Per la Uilca positive le decorrenze retroattive degli aumenti sui minimi tabellari:
- 4% dal 1° gennaio 2025
- 3% dal 1° gennaio 2026
- 1% dal 1° gennaio 2027
con la conseguente liquidazione degli arretrati maturati e un aumento a regime del solo tabellare, che si attesta all’8,19%.
Altrettanto sostanziali i miglioramenti sul piano normativo, grazie all’introduzione di istituti nuovi e attesi da tempo:
- coworking
- indennità di posizione per chi esercita funzioni di responsabilità
- eliminazione del salario di inserimento per i neo-assunti
- riduzione dell’orario settimanale a 37 ore a parità di retribuzione
- riconoscimento del Buono Pasto anche in smart working
- aumento delle postazioni di tele-lavoro
- regolamentazione più equa della mobilità territoriale
“Un insieme di misure che non si limitano a migliorare le condizioni economiche, ma ridisegnano il rapporto tra l’ente e le sue persone su basi più moderne e più giuste”, aggiunge la segretaria nazionale Uilca Ricci. “Ma al di là dei singoli istituti contrattuali, ciò che più ci preme sottolineare è il significato politico e strategico di questo accordo. I lavoratori della Riscossione – poco più di 7.000 dipendenti, in larga parte di lungo corso e operanti in condizioni di costante sottorganico hanno garantito allo Stato, nel solo 2025, entrate per 16,8 miliardi di euro: una media di circa 2,38 milioni di euro per dipendente.

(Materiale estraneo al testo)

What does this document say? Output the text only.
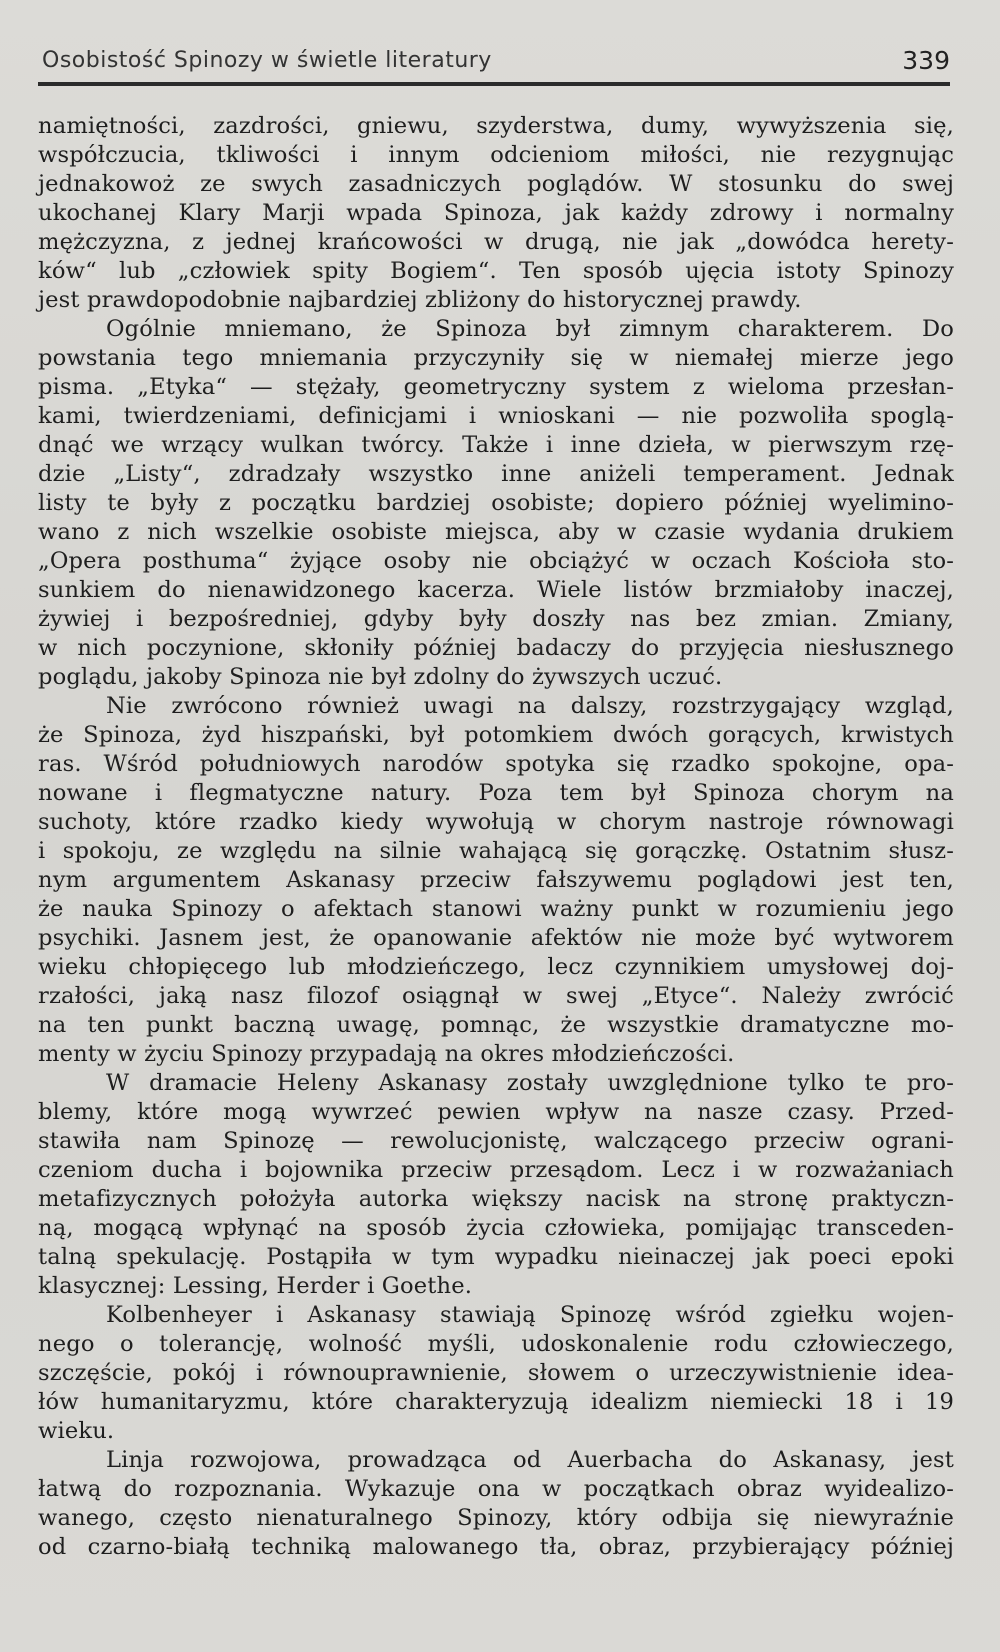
Osobistość Spinozy w świetle literatury	339
namiętności, zazdrości, gniewu, szyderstwa, dumy, wywyższenia się,
współczucia, tkliwości i innym odcieniom miłości, nie rezygnując
jednakowoż ze swych zasadniczych poglądów. W stosunku do swej
ukochanej Klary Marji wpada Spinoza, jak każdy zdrowy i normalny
mężczyzna, z jednej krańcowości w drugą, nie jak „dowódca herety-
ków“ lub „człowiek spity Bogiem“. Ten sposób ujęcia istoty Spinozy
jest prawdopodobnie najbardziej zbliżony do historycznej prawdy.
Ogólnie mniemano, że Spinoza był zimnym charakterem. Do
powstania tego mniemania przyczyniły się w niemałej mierze jego
pisma. „Etyka“ — stężały, geometryczny system z wieloma przesłan-
kami, twierdzeniami, definicjami i wnioskani — nie pozwoliła spoglą-
dnąć we wrzący wulkan twórcy. Także i inne dzieła, w pierwszym rzę-
dzie „Listy“, zdradzały wszystko inne aniżeli temperament. Jednak
listy te były z początku bardziej osobiste; dopiero później wyelimino-
wano z nich wszelkie osobiste miejsca, aby w czasie wydania drukiem
„Opera posthuma“ żyjące osoby nie obciążyć w oczach Kościoła sto-
sunkiem do nienawidzonego kacerza. Wiele listów brzmiałoby inaczej,
żywiej i bezpośredniej, gdyby były doszły nas bez zmian. Zmiany,
w nich poczynione, skłoniły później badaczy do przyjęcia niesłusznego
poglądu, jakoby Spinoza nie był zdolny do żywszych uczuć.
Nie zwrócono również uwagi na dalszy, rozstrzygający wzgląd,
że Spinoza, żyd hiszpański, był potomkiem dwóch gorących, krwistych
ras. Wśród południowych narodów spotyka się rzadko spokojne, opa-
nowane i flegmatyczne natury. Poza tem był Spinoza chorym na
suchoty, które rzadko kiedy wywołują w chorym nastroje równowagi
i spokoju, ze względu na silnie wahającą się gorączkę. Ostatnim słusz-
nym argumentem Askanasy przeciw fałszywemu poglądowi jest ten,
że nauka Spinozy o afektach stanowi ważny punkt w rozumieniu jego
psychiki. Jasnem jest, że opanowanie afektów nie może być wytworem
wieku chłopięcego lub młodzieńczego, lecz czynnikiem umysłowej doj-
rzałości, jaką nasz filozof osiągnął w swej „Etyce“. Należy zwrócić
na ten punkt baczną uwagę, pomnąc, że wszystkie dramatyczne mo-
menty w życiu Spinozy przypadają na okres młodzieńczości.
W dramacie Heleny Askanasy zostały uwzględnione tylko te pro-
blemy, które mogą wywrzeć pewien wpływ na nasze czasy. Przed-
stawiła nam Spinozę — rewolucjonistę, walczącego przeciw ograni-
czeniom ducha i bojownika przeciw przesądom. Lecz i w rozważaniach
metafizycznych położyła autorka większy nacisk na stronę praktyczn-
ną, mogącą wpłynąć na sposób życia człowieka, pomijając transceden-
talną spekulację. Postąpiła w tym wypadku nieinaczej jak poeci epoki
klasycznej: Lessing, Herder i Goethe.
Kolbenheyer i Askanasy stawiają Spinozę wśród zgiełku wojen-
nego o tolerancję, wolność myśli, udoskonalenie rodu człowieczego,
szczęście, pokój i równouprawnienie, słowem o urzeczywistnienie idea-
łów humanitaryzmu, które charakteryzują idealizm niemiecki 18 i 19
wieku.
Linja rozwojowa, prowadząca od Auerbacha do Askanasy, jest
łatwą do rozpoznania. Wykazuje ona w początkach obraz wyidealizo-
wanego, często nienaturalnego Spinozy, który odbija się niewyraźnie
od czarno-białą techniką malowanego tła, obraz, przybierający później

Risultati che non hanno bisogno di commenti, frutto dell’impegno di lavoratrici e lavoratori che per troppo tempo non hanno trovato il riconoscimento che meritavano”.
Uilca registra con favore che a livello politico si sia riconosciuto il valore di quanti lavorano ogni giorno per garantire all’erario le risorse con cui il Paese funziona. È una scelta di intelligenza strategica, prima ancora che di equità contrattuale.
“L’Italia si trova oggi a fare i conti con sfide di portata storica: il rilancio degli investimenti in difesa, il completamento dell’indipendenza energetica, la tenuta dei conti pubblici in un contesto geopolitico che non ammette fragilità. Tutte queste priorità hanno un denominatore comune: la disponibilità di risorse. E le risorse, in larga misura, passano per la riscossione fiscale. Efficientare questo sistema, valorizzarne le professionalità, renderlo capace di contrastare concretamente l’evasione fiscale e attrarre nuovi talenti – come fa questo contratto eliminando il salario di inserimento – non è una voce di spesa ma un investimento sulla capacità dello Stato di sostenersi e guardare avanti. Auspichiamo che la sinergia virtuosa tra l’Agente della Riscossione e il Governo, di cui questo accordo è espressione concreta, non si esaurisca con la firma di oggi. La riscossione fiscale è una leva strategica che il Paese non può permettersi di trascurare: sostenerla – nelle risorse finanziarie, negli organici, nella valorizzazione delle professionalità – significa sostenere il Paese. La Uilca continuerà a fare la propria parte affinché questo rapporto di reciproca responsabilità si consolidi nel tempo, nell’interesse delle lavoratrici e dei lavoratori e, attraverso loro, nell’interesse di tutti i cittadini”,conclude la segretaria nazionale Uilca Giovanna Ricci.